The logical jumps we make in social etiquette are questionable. The assumption that eye contact means that someone is listening is as solid as the logic here:

listen-smell
Image Description: Screenshot of Dan Akroyd in GhostBusters playing Dr Raymond Stantz, with the quote “Listen, do you smell something?”.

Only, in Ghostbusters, this was a joke. And it is exactly how we should approach eye contact expectations; lightheartedly.

Eye contact does not guarantee honesty, or any other important characteristic. Some people can “read” eye contact, and that’s great, but all an insistence for eye contact does is perpetuate the idea that there is a “normal”. Our most basic communicative request asks for conformity, which makes sense; it means we are following the same rules. But what about people who can’t? Or find that eye contact actually limits their ability to socially interact?

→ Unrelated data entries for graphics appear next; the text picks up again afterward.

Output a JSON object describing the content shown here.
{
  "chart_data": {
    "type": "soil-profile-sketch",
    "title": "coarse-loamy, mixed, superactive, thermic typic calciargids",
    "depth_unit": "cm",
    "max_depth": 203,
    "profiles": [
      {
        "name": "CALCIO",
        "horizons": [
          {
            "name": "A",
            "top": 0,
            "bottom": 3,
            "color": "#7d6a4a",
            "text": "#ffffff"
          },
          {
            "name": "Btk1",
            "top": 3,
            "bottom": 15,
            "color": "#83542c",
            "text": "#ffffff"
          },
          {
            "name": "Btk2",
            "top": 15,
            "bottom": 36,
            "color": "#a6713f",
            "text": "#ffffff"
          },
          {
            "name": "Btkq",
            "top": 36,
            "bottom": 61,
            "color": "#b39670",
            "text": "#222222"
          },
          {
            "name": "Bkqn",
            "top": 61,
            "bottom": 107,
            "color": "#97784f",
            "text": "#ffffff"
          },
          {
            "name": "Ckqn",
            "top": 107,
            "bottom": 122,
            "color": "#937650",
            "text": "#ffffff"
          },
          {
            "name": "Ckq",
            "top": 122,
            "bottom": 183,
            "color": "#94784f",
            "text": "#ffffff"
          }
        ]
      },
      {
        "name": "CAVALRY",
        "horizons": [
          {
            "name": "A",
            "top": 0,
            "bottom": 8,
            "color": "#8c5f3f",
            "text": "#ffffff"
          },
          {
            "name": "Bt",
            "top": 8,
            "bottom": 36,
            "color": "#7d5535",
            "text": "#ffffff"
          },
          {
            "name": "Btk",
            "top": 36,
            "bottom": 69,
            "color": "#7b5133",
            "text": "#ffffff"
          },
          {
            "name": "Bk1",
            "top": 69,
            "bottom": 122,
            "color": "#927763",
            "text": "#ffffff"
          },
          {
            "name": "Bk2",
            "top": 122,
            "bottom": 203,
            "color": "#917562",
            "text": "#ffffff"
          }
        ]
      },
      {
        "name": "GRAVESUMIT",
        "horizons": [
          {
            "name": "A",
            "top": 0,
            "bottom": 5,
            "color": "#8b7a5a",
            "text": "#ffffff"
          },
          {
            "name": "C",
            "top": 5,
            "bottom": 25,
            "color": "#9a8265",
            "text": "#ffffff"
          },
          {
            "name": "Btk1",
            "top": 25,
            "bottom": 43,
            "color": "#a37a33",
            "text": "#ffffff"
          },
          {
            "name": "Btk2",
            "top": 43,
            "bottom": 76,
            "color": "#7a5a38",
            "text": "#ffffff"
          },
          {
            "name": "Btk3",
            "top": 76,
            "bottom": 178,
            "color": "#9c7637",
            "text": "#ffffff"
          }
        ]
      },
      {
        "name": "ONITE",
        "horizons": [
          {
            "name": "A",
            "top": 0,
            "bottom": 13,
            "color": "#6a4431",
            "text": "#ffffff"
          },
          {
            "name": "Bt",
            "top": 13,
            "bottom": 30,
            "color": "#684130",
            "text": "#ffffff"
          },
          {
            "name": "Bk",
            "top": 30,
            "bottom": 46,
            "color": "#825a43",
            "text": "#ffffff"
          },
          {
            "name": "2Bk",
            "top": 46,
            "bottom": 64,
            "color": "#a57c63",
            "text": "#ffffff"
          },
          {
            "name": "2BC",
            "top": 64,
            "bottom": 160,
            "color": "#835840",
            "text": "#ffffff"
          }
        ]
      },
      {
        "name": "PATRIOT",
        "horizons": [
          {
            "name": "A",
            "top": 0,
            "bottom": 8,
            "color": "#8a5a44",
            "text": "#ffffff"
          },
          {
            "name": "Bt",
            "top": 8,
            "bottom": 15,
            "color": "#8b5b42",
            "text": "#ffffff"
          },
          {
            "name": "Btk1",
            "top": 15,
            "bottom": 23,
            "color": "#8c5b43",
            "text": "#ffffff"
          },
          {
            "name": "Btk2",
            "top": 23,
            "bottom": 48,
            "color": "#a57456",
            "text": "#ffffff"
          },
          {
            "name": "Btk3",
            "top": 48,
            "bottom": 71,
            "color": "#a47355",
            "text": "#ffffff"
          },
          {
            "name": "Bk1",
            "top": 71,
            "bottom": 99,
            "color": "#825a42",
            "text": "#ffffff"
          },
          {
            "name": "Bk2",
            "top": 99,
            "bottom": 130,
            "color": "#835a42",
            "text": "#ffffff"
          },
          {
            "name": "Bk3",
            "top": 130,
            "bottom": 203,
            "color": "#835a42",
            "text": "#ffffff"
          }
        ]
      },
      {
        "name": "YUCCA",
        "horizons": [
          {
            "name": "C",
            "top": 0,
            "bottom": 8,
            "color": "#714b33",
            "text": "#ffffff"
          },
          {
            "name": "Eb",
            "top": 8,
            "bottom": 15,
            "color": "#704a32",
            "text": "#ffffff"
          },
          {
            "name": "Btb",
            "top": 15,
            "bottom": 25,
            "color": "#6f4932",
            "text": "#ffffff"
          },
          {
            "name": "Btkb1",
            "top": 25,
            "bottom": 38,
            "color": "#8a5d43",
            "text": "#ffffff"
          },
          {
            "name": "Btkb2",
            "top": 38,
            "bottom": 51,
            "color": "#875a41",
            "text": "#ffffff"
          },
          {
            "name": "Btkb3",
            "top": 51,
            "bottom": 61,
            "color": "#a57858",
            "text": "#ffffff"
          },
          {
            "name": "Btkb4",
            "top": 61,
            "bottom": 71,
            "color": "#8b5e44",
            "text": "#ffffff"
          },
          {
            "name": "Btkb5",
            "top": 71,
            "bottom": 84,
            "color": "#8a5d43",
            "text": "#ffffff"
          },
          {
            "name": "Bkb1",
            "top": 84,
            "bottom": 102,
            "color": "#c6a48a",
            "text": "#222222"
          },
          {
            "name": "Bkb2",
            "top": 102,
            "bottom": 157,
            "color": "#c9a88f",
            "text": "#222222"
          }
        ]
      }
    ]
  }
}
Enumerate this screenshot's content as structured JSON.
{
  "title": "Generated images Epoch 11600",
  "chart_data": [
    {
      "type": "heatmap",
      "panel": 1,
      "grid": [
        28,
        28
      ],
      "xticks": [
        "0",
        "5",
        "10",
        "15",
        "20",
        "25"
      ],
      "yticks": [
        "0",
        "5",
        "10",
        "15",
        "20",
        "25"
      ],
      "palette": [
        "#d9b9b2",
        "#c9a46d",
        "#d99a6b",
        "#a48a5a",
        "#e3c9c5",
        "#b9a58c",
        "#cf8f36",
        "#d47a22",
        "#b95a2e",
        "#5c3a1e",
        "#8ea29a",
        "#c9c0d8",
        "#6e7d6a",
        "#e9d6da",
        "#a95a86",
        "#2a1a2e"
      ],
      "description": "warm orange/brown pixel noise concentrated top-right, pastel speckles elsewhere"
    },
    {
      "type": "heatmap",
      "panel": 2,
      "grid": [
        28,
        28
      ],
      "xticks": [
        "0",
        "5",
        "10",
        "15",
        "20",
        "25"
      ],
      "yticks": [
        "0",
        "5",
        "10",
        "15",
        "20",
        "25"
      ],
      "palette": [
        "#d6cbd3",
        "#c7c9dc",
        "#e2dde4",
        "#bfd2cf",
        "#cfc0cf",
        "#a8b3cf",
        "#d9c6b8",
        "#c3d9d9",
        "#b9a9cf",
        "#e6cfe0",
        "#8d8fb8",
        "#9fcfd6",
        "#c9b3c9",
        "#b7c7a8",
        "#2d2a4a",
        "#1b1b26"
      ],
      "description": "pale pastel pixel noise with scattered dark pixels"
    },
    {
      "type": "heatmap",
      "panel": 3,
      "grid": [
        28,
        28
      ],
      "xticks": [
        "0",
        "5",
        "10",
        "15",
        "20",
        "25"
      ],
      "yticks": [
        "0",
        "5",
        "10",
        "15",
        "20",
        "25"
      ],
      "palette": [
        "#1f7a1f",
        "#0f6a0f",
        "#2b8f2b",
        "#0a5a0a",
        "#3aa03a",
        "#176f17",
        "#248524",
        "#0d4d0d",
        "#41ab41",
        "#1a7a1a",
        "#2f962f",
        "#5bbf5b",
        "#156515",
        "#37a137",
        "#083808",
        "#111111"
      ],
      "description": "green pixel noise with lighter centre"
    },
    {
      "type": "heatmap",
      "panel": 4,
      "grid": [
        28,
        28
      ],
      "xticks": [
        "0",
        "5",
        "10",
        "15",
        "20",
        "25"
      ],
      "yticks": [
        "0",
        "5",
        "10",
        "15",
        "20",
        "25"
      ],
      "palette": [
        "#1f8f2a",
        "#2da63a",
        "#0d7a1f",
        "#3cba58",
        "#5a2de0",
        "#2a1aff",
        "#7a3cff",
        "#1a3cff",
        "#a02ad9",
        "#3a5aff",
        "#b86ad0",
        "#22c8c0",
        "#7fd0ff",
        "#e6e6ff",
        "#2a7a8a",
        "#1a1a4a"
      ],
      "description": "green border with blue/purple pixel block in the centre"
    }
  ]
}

If we take a glance at the research, eye gaze has been shown to provide information that a part of the population can decode, among these people the following has been found:

  • interaction can be invited by gazing at another person, returned gaze generally means acceptance of the invitation, while averting the eyes is a rejection of the interaction.
  • Gaze aversion (averting your eyes) can be used to ignore and punish behaviour.
  • Friends engage in more mutual eye contact than strangers.
  • People who seek eye contact while speaking are considered to be friendly, believable and earnest.
So, ‘normal’ social communication insists on eye contact because it provides a proportion of people with information about the person they are speaking to. But this is ableist and, by it’s ableist nature, ignores difference. Let’s revisit the points from above with the help of someone who can’t read eye contact and see what they think:
  • interaction can be invited by gazing at another person, returned gaze generally means acceptance of the invitation, while averting the eyes is a rejection of the interaction. Nope, most of the time I won’t notice. If I’m staring back at you it’s either because you are staring at me and I have no idea why (this is unlikely) or I just happen to be staring in your direction. Maybe don’t take it so personally.
  • Gaze aversion (averting your eyes) can be used to ignore and punish behaviour. I prefer not to look directly into someone’s eyes, for the same reason that I don’t like staring into their nostrils: It’s weird.
  • Friends engage in more mutual eye contact than strangers. Okay, but it must also mean that they spend more time together so, statistically speaking, this is obvious. People have eyes that move. If some people can read eye movement then increased eye contact makes sense, not to mention that eyes are sensitive so perhaps with strangers we are cautious about eye contact just in case of attack?
  • People who seek eye contact while speaking are considered to be friendly, believable and earnest. I don’t know how this is still accepted as fact, if anything this assumption is a vulnerability that should be addressed. Surely it also relies on the way in which the person is speaking, what they are saying and how they are seeking eye contact.

As humans, it seems that our empathy is either low, selective, or both. People who fit expectations of “normal” assume that there is little else and, further, that difference somehow means lesser. It doesn’t. Difference means “a point or way in which people or things are dissimilar”.

If someone doesn’t want to make eye contact with you, don’t worry about it. If you find it hard to read someone who doesn’t make eye contact with you, then you know what it’s like not to be able to read someone; not easy. Make an extra effort in trying to understand and communicate with the human being opposite you.

The solutions to a lack of inclusion are not difficult, they require flexibility, empathy and effort. Things that people who experience exclusion must exercise on a daily basis.

eyeballs
Image description: picture of a finger with a smiley face drawn on and the following quote written around the finger, “and now I know it is perfectly natural for me not to look at someone when I talk. Those of us with Asperger’s are just not comfortable doing it. In fact; I don’t really understand why it’s considered normal to stare ate someones eyeballs  – John Elder Robison”.